Re: [PATCH v1] platform/x86: intel_pmc_core: promote S0ix failure warn() to WARN()

From: Hans de Goede
Date: Mon Oct 31 2022 - 16:16:47 EST


Hi,

On 10/31/22 20:39, Limonciello, Mario wrote:
> [Public]
>
>> -----Original Message-----
>> From: Sven van Ashbrook <svenva@xxxxxxxxxxxx>
>> Sent: Friday, October 28, 2022 23:12
>> To: Rajneesh Bhardwaj <irenic.rajneesh@xxxxxxxxx>; Hans de Goede
>> <hdegoede@xxxxxxxxxx>
>> Cc: Limonciello, Mario <Mario.Limonciello@xxxxxxx>; LKML <linux-
>> kernel@xxxxxxxxxxxxxxx>; S-k, Shyam-sundar <Shyam-sundar.S-
>> k@xxxxxxx>; rrangel@xxxxxxxxxxxx; platform-driver-
>> x86@xxxxxxxxxxxxxxx; Rajneesh Bhardwaj <rajneesh.bhardwaj@xxxxxxxxx>;
>> Rafael J Wysocki <rjw@xxxxxxxxxxxxx>; Rajat Jain <rajatja@xxxxxxxxxx>;
>> David E Box <david.e.box@xxxxxxxxx>; Mark Gross <markgross@xxxxxxxxxx>
>> Subject: Re: [PATCH v1] platform/x86: intel_pmc_core: promote S0ix failure
>> warn() to WARN()
>>
>> On Thu, Oct 27, 2022 at 12:02 PM Rajneesh Bhardwaj
>> <irenic.rajneesh@xxxxxxxxx> wrote:
>>> I'd advise against this promotion based on my experience with S0ix entry
>> failures.
>>
>> On Thu, Oct 27, 2022 at 11:40 AM Hans de Goede <hdegoede@xxxxxxxxxx>
>> wrote:
>>> I'm not a fan of the change you are suggesting here.
>>
>> Thanks everyone for the feedback.
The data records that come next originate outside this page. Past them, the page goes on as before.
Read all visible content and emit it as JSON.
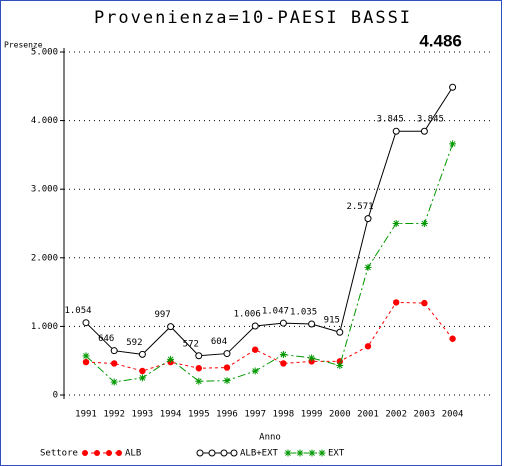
{
  "chart_data": {
    "type": "line",
    "title": "Provenienza=10-PAESI BASSI",
    "y_label": "Presenze",
    "x_label": "Anno",
    "legend_title": "Settore",
    "categories": [
      "1991",
      "1992",
      "1993",
      "1994",
      "1995",
      "1996",
      "1997",
      "1998",
      "1999",
      "2000",
      "2001",
      "2002",
      "2003",
      "2004"
    ],
    "series": [
      {
        "name": "ALB",
        "color": "#ff0000",
        "marker": "dot",
        "dash": "3 3",
        "values": [
          480,
          460,
          350,
          480,
          390,
          400,
          660,
          460,
          490,
          490,
          710,
          1350,
          1340,
          820
        ]
      },
      {
        "name": "ALB+EXT",
        "color": "#000000",
        "marker": "circle",
        "dash": "none",
        "values": [
          1054,
          646,
          592,
          997,
          572,
          604,
          1006,
          1047,
          1035,
          915,
          2571,
          3845,
          3845,
          4486
        ],
        "value_labels": [
          "1.054",
          "646",
          "592",
          "997",
          "572",
          "604",
          "1.006",
          "1.047",
          "1.035",
          "915",
          "2.571",
          "3.845",
          "3.845",
          "4.486"
        ]
      },
      {
        "name": "EXT",
        "color": "#009900",
        "marker": "star",
        "dash": "8 3 2 3",
        "values": [
          570,
          190,
          250,
          520,
          200,
          210,
          350,
          590,
          540,
          430,
          1860,
          2500,
          2500,
          3660
        ]
      }
    ],
    "ylim": [
      0,
      5000
    ],
    "yticks": [
      {
        "value": 0,
        "label": "0"
      },
      {
        "value": 1000,
        "label": "1.000"
      },
      {
        "value": 2000,
        "label": "2.000"
      },
      {
        "value": 3000,
        "label": "3.000"
      },
      {
        "value": 4000,
        "label": "4.000"
      },
      {
        "value": 5000,
        "label": "5.000"
      }
    ],
    "grid": true,
    "legend": "bottom"
  }
}
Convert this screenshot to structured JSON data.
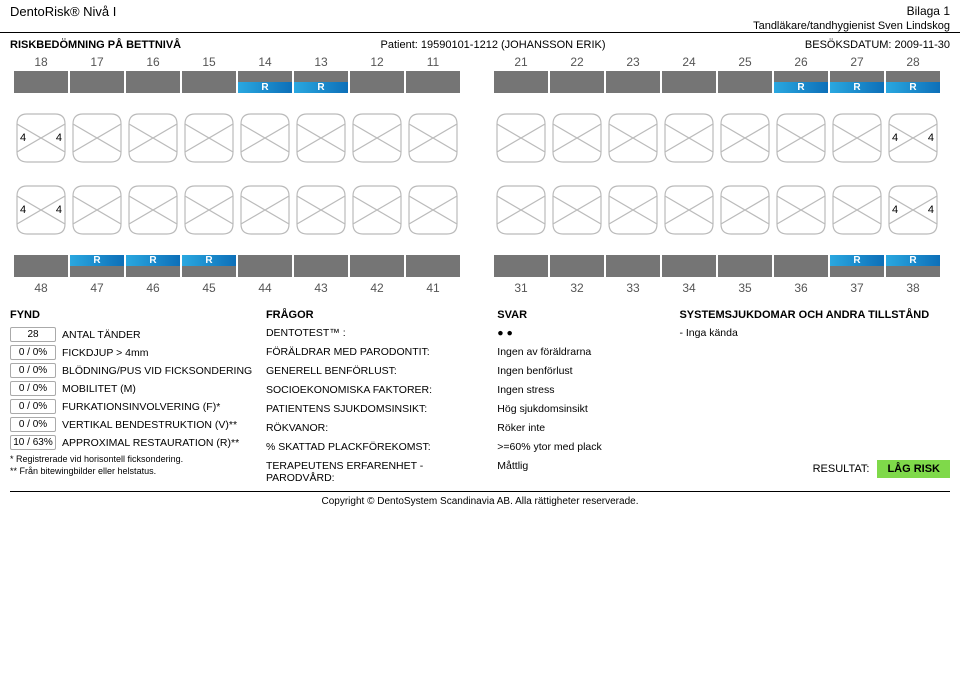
{
  "header": {
    "product": "DentoRisk® Nivå I",
    "attachment": "Bilaga 1",
    "practitioner": "Tandläkare/tandhygienist Sven Lindskog"
  },
  "info": {
    "title": "RISKBEDÖMNING PÅ BETTNIVÅ",
    "patient_label": "Patient: 19590101-1212 (JOHANSSON ERIK)",
    "visit_label": "BESÖKSDATUM: 2009-11-30"
  },
  "teeth": {
    "upper_nums": [
      "18",
      "17",
      "16",
      "15",
      "14",
      "13",
      "12",
      "11",
      "21",
      "22",
      "23",
      "24",
      "25",
      "26",
      "27",
      "28"
    ],
    "lower_nums": [
      "48",
      "47",
      "46",
      "45",
      "44",
      "43",
      "42",
      "41",
      "31",
      "32",
      "33",
      "34",
      "35",
      "36",
      "37",
      "38"
    ],
    "upper_bar": [
      {
        "c": "gray",
        "r": ""
      },
      {
        "c": "gray",
        "r": ""
      },
      {
        "c": "gray",
        "r": ""
      },
      {
        "c": "gray",
        "r": ""
      },
      {
        "c": "blue",
        "r": "R"
      },
      {
        "c": "blue",
        "r": "R"
      },
      {
        "c": "gray",
        "r": ""
      },
      {
        "c": "gray",
        "r": ""
      },
      {
        "c": "gray",
        "r": ""
      },
      {
        "c": "gray",
        "r": ""
      },
      {
        "c": "gray",
        "r": ""
      },
      {
        "c": "gray",
        "r": ""
      },
      {
        "c": "gray",
        "r": ""
      },
      {
        "c": "blue",
        "r": "R"
      },
      {
        "c": "blue",
        "r": "R"
      },
      {
        "c": "blue",
        "r": "R"
      }
    ],
    "lower_bar": [
      {
        "c": "gray",
        "r": ""
      },
      {
        "c": "blue",
        "r": "R"
      },
      {
        "c": "blue",
        "r": "R"
      },
      {
        "c": "blue",
        "r": "R"
      },
      {
        "c": "gray",
        "r": ""
      },
      {
        "c": "gray",
        "r": ""
      },
      {
        "c": "gray",
        "r": ""
      },
      {
        "c": "gray",
        "r": ""
      },
      {
        "c": "gray",
        "r": ""
      },
      {
        "c": "gray",
        "r": ""
      },
      {
        "c": "gray",
        "r": ""
      },
      {
        "c": "gray",
        "r": ""
      },
      {
        "c": "gray",
        "r": ""
      },
      {
        "c": "gray",
        "r": ""
      },
      {
        "c": "blue",
        "r": "R"
      },
      {
        "c": "blue",
        "r": "R"
      }
    ],
    "upper_labels": [
      {
        "l": "4",
        "r": "4"
      },
      {
        "l": "",
        "r": ""
      },
      {
        "l": "",
        "r": ""
      },
      {
        "l": "",
        "r": ""
      },
      {
        "l": "",
        "r": ""
      },
      {
        "l": "",
        "r": ""
      },
      {
        "l": "",
        "r": ""
      },
      {
        "l": "",
        "r": ""
      },
      {
        "l": "",
        "r": ""
      },
      {
        "l": "",
        "r": ""
      },
      {
        "l": "",
        "r": ""
      },
      {
        "l": "",
        "r": ""
      },
      {
        "l": "",
        "r": ""
      },
      {
        "l": "",
        "r": ""
      },
      {
        "l": "",
        "r": ""
      },
      {
        "l": "4",
        "r": "4"
      }
    ],
    "lower_labels": [
      {
        "l": "4",
        "r": "4"
      },
      {
        "l": "",
        "r": ""
      },
      {
        "l": "",
        "r": ""
      },
      {
        "l": "",
        "r": ""
      },
      {
        "l": "",
        "r": ""
      },
      {
        "l": "",
        "r": ""
      },
      {
        "l": "",
        "r": ""
      },
      {
        "l": "",
        "r": ""
      },
      {
        "l": "",
        "r": ""
      },
      {
        "l": "",
        "r": ""
      },
      {
        "l": "",
        "r": ""
      },
      {
        "l": "",
        "r": ""
      },
      {
        "l": "",
        "r": ""
      },
      {
        "l": "",
        "r": ""
      },
      {
        "l": "",
        "r": ""
      },
      {
        "l": "4",
        "r": "4"
      }
    ]
  },
  "fynd": {
    "title": "FYND",
    "rows": [
      {
        "val": "28",
        "label": "ANTAL TÄNDER"
      },
      {
        "val": "0 / 0%",
        "label": "FICKDJUP > 4mm"
      },
      {
        "val": "0 / 0%",
        "label": "BLÖDNING/PUS VID FICKSONDERING"
      },
      {
        "val": "0 / 0%",
        "label": "MOBILITET (M)"
      },
      {
        "val": "0 / 0%",
        "label": "FURKATIONSINVOLVERING (F)*"
      },
      {
        "val": "0 / 0%",
        "label": "VERTIKAL BENDESTRUKTION (V)**"
      },
      {
        "val": "10 / 63%",
        "label": "APPROXIMAL RESTAURATION (R)**"
      }
    ],
    "foot1": "* Registrerade vid horisontell ficksondering.",
    "foot2": "** Från bitewingbilder eller helstatus."
  },
  "fragor": {
    "title": "FRÅGOR",
    "rows": [
      "DENTOTEST™ :",
      "FÖRÄLDRAR MED PARODONTIT:",
      "GENERELL BENFÖRLUST:",
      "SOCIOEKONOMISKA FAKTORER:",
      "PATIENTENS SJUKDOMSINSIKT:",
      "RÖKVANOR:",
      "% SKATTAD PLACKFÖREKOMST:",
      "TERAPEUTENS ERFARENHET - PARODVÅRD:"
    ]
  },
  "svar": {
    "title": "SVAR",
    "rows": [
      "● ●",
      "Ingen av föräldrarna",
      "Ingen benförlust",
      "Ingen stress",
      "Hög sjukdomsinsikt",
      "Röker inte",
      ">=60% ytor med plack",
      "Måttlig"
    ]
  },
  "system": {
    "title": "SYSTEMSJUKDOMAR OCH ANDRA TILLSTÅND",
    "line": "- Inga kända",
    "result_label": "RESULTAT:",
    "result_value": "LÅG RISK"
  },
  "copyright": "Copyright © DentoSystem Scandinavia AB. Alla rättigheter reserverade."
}
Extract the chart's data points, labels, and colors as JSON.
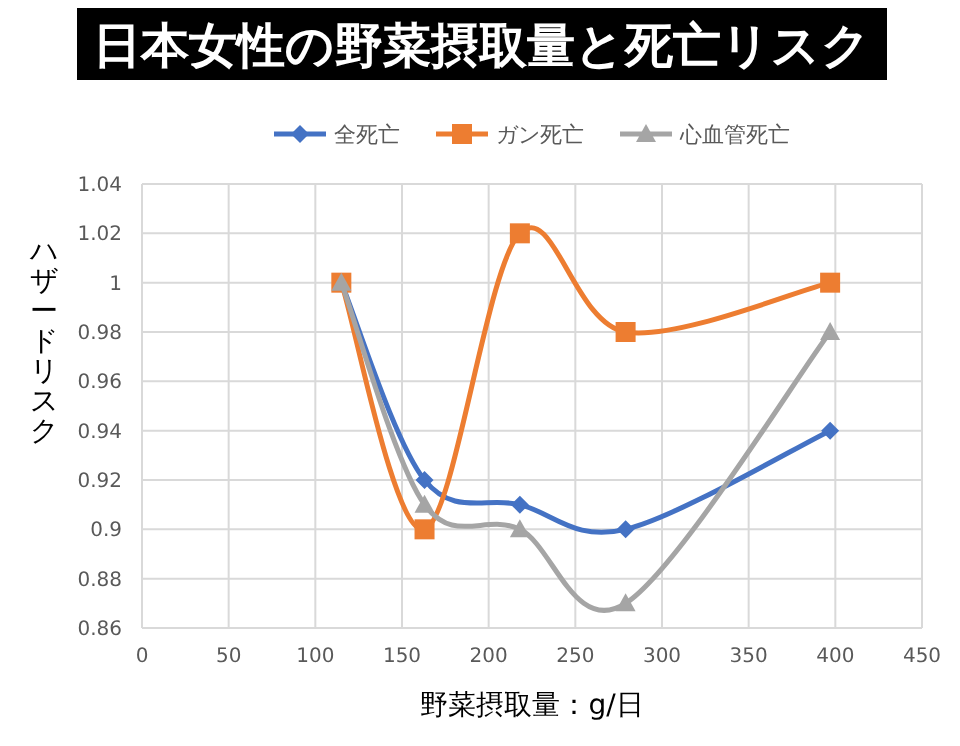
{
  "chart_data": {
    "type": "line",
    "title": "日本女性の野菜摂取量と死亡リスク",
    "xlabel": "野菜摂取量：g/日",
    "ylabel": "ハザードリスク",
    "xlim": [
      0,
      450
    ],
    "xticks": [
      0,
      50,
      100,
      150,
      200,
      250,
      300,
      350,
      400,
      450
    ],
    "ylim": [
      0.86,
      1.04
    ],
    "yticks": [
      0.86,
      0.88,
      0.9,
      0.92,
      0.94,
      0.96,
      0.98,
      1,
      1.02,
      1.04
    ],
    "grid": true,
    "legend": "top",
    "series": [
      {
        "name": "全死亡",
        "color": "#4472c4",
        "marker": "diamond",
        "x": [
          115,
          163,
          218,
          279,
          397
        ],
        "values": [
          1.0,
          0.92,
          0.91,
          0.9,
          0.94
        ]
      },
      {
        "name": "ガン死亡",
        "color": "#ed7d31",
        "marker": "square",
        "x": [
          115,
          163,
          218,
          279,
          397
        ],
        "values": [
          1.0,
          0.9,
          1.02,
          0.98,
          1.0
        ]
      },
      {
        "name": "心血管死亡",
        "color": "#a5a5a5",
        "marker": "triangle",
        "x": [
          115,
          163,
          218,
          279,
          397
        ],
        "values": [
          1.0,
          0.91,
          0.9,
          0.87,
          0.98
        ]
      }
    ]
  }
}
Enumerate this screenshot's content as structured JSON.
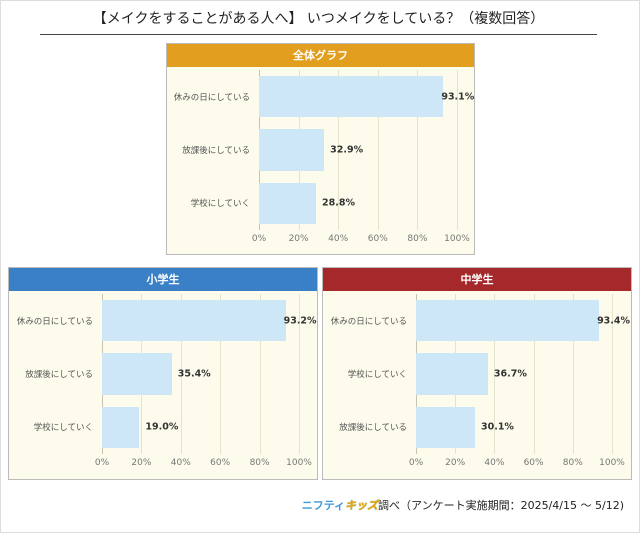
{
  "title": "【メイクをすることがある人へ】 いつメイクをしている？（複数回答）",
  "footer": {
    "brand1": "ニフティ",
    "brand2": "キッズ",
    "text": "調べ（アンケート実施期間：2025/4/15 ～ 5/12)"
  },
  "chart_data": [
    {
      "type": "bar",
      "title": "全体グラフ",
      "header_color": "#E29E1E",
      "categories": [
        "休みの日にしている",
        "放課後にしている",
        "学校にしていく"
      ],
      "values": [
        93.1,
        32.9,
        28.8
      ],
      "labels": [
        "93.1%",
        "32.9%",
        "28.8%"
      ],
      "xlim": [
        0,
        100
      ],
      "ticks": [
        "0%",
        "20%",
        "40%",
        "60%",
        "80%",
        "100%"
      ],
      "grid": true
    },
    {
      "type": "bar",
      "title": "小学生",
      "header_color": "#3A80C6",
      "categories": [
        "休みの日にしている",
        "放課後にしている",
        "学校にしていく"
      ],
      "values": [
        93.2,
        35.4,
        19.0
      ],
      "labels": [
        "93.2%",
        "35.4%",
        "19.0%"
      ],
      "xlim": [
        0,
        100
      ],
      "ticks": [
        "0%",
        "20%",
        "40%",
        "60%",
        "80%",
        "100%"
      ],
      "grid": true
    },
    {
      "type": "bar",
      "title": "中学生",
      "header_color": "#A5282B",
      "categories": [
        "休みの日にしている",
        "学校にしていく",
        "放課後にしている"
      ],
      "values": [
        93.4,
        36.7,
        30.1
      ],
      "labels": [
        "93.4%",
        "36.7%",
        "30.1%"
      ],
      "xlim": [
        0,
        100
      ],
      "ticks": [
        "0%",
        "20%",
        "40%",
        "60%",
        "80%",
        "100%"
      ],
      "grid": true
    }
  ]
}
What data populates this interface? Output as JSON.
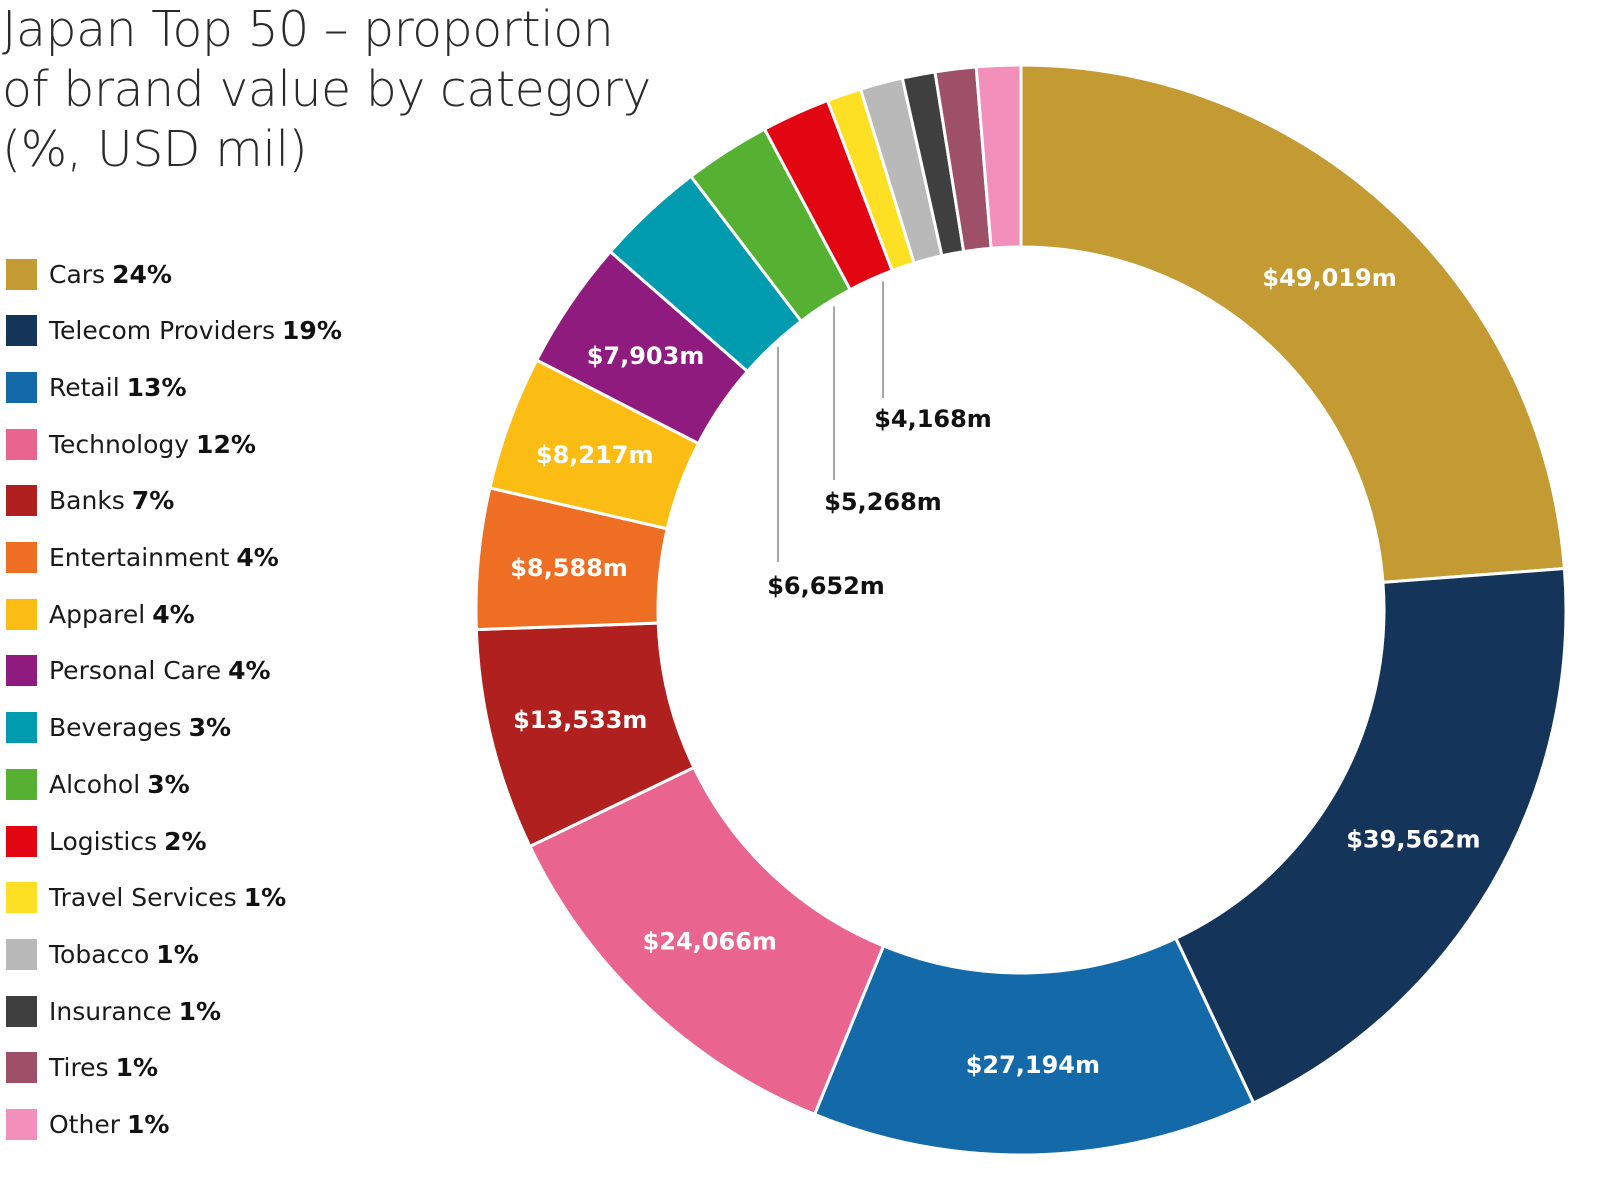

Looks like there is consensus that it's
>> not advisable to promote the warning. We will move forward with changes to
>> our monitoring infrastructure instead.
>
> Did you see the idea proposed by David Box to introduce some infrastructure in
> the kernel for this?
>
> Just thinking about it a little bit more, it could be a lot nicer to have something like:
>
> /sys/power/suspend_stats/last_hw_deepest_state
>
> During the resume process drivers such as amd_pmc and intel_pmc_core could
> read the appropriate values for the hardware and call a function that would
> populate it with either a "0" or "1" or maybe even the amount of time spent in
> that state.
>
> We could then retire the debugging messages from both drivers and instead of
> your infrastructure relying upon scanning logs, userspace could read that sysfs
> file after every suspend and raise the alarms when it's 0 (or if it's populated with
> time smaller than X% of the total suspend time).

Something like this does indeed sound like a nice solution for this.

Regards,

Hans